Clinical application and clinical decision models may potentially involve radiomic feature assessment in the future. Before the implementation of such models, it is crucial to have a better understanding of the stability of radiomic features and their influence by disruptive factors. Our investigation contributes to this knowledge by exploring the influence of VMIs on the stability of radiomic features in a phantom and in human LVM.

Several limitations should be taken into account when evaluating this investigation. First, a larger patient group would be beneficial in future studies, as our patient cohort was limited to 23 individuals. However, large cohort studies in radiomics are generally rare. Second, patient PCD-CT scans were acquired with a higher radiation dose levels than the phantom PCD-CT scans. Radiation dose was lower for organic phantom scans as we utilized a clinical protocol with automated dose modulation, which resulted in a lower value of mAs. Nevertheless, several aforementioned studies have shown that different radiation dose levels do not change radiomic feature values substantially [12, 35]. Third, the phantom texture materials differ from the myocardial texture with contrast enhanced scans, and therefore the results may not be transferable. Further investigations with native CT scans have to be investigated, which were not available in this study. An improved heart phantom model would be preferable. Fourth, possible variations in heart rate and other acquisition parameters, such as breath-hold and positioning, may have an impact on the patient measurements, but these potential effects were not explored in the study. Fifth, this study did not investigate the relationship between radiomic features and clinical outcomes, which should be considered in larger clinical studies. This investigation concentrates on the influence of VMIs on the stability of radiomic features. Sixth, intra- and inter-rater reproducibility was not included in the scope of this study and should be highlighted in further clinical investigations. Finally, we considered only examinations from PCD-CT, and these results may not be transferable to other CT scanners.

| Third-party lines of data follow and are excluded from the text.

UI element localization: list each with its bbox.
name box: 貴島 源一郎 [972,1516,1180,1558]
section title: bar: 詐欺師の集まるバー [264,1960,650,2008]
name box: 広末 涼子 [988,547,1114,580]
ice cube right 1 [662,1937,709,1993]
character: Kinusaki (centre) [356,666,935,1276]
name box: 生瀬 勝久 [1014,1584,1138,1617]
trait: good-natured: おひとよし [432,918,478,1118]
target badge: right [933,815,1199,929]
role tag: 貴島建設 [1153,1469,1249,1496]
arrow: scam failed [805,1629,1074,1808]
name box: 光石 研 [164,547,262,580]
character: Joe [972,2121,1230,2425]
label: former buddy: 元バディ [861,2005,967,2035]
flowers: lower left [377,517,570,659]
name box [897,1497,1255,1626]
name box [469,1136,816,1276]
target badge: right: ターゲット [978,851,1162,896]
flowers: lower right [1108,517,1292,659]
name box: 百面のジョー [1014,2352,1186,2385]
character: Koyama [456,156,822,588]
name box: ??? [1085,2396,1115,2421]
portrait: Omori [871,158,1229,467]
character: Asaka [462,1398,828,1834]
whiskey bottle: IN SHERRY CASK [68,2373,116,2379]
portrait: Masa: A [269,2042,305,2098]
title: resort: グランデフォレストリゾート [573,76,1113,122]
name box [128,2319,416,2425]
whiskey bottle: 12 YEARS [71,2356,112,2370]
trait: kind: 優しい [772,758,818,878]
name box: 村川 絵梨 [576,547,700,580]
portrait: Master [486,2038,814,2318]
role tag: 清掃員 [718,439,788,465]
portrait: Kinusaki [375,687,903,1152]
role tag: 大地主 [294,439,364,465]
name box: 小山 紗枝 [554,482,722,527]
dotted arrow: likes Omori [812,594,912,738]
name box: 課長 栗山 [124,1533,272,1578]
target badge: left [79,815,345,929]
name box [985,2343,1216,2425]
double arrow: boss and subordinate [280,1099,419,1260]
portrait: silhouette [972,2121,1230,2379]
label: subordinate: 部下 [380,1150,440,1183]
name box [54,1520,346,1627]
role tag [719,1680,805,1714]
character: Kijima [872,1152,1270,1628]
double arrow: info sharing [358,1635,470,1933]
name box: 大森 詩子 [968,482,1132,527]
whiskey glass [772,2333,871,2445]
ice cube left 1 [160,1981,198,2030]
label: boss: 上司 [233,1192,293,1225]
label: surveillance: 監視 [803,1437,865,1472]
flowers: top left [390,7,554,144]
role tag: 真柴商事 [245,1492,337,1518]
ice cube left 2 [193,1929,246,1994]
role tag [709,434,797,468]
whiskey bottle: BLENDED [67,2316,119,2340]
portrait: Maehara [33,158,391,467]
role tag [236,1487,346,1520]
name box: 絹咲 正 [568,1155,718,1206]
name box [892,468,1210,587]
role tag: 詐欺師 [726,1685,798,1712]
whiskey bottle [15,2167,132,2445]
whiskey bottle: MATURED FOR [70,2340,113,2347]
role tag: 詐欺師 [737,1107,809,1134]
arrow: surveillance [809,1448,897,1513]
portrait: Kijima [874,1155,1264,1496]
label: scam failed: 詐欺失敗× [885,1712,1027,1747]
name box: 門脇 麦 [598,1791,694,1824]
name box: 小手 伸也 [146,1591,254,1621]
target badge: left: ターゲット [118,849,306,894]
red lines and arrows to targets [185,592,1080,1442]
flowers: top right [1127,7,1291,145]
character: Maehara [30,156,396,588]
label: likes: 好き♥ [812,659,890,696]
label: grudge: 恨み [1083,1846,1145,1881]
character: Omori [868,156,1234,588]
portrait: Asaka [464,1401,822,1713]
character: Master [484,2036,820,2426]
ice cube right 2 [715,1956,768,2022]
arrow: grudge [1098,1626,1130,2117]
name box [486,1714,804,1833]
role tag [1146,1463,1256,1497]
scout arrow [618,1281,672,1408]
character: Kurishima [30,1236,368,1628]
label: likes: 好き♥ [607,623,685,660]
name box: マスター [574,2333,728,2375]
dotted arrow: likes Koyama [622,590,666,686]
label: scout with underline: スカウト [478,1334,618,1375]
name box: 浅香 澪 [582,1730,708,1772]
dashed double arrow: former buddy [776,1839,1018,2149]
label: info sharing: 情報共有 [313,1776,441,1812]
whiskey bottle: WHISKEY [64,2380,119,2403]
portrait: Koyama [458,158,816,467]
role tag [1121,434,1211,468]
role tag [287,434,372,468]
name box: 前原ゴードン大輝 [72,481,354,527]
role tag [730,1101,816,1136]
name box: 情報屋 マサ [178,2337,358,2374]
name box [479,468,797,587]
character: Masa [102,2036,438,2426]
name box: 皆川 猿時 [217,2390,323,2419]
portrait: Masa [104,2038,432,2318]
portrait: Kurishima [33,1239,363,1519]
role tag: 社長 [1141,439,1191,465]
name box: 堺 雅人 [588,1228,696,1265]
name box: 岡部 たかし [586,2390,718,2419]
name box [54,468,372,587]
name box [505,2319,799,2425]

Further studies are needed to evaluate the influence of different scanner types on radiomic features.

In conclusion, VMI influences in vitro and in vivo characteristics of radiomic features on PCD-CT, resulting in a different rate of reproducibility among different VMI. There seems to be a better correlation of reproducibility between higher VMI in myocardial texture. Further studies are necessary to determine imaging protocols for optimizing radiomic feature stability on PCD-CT.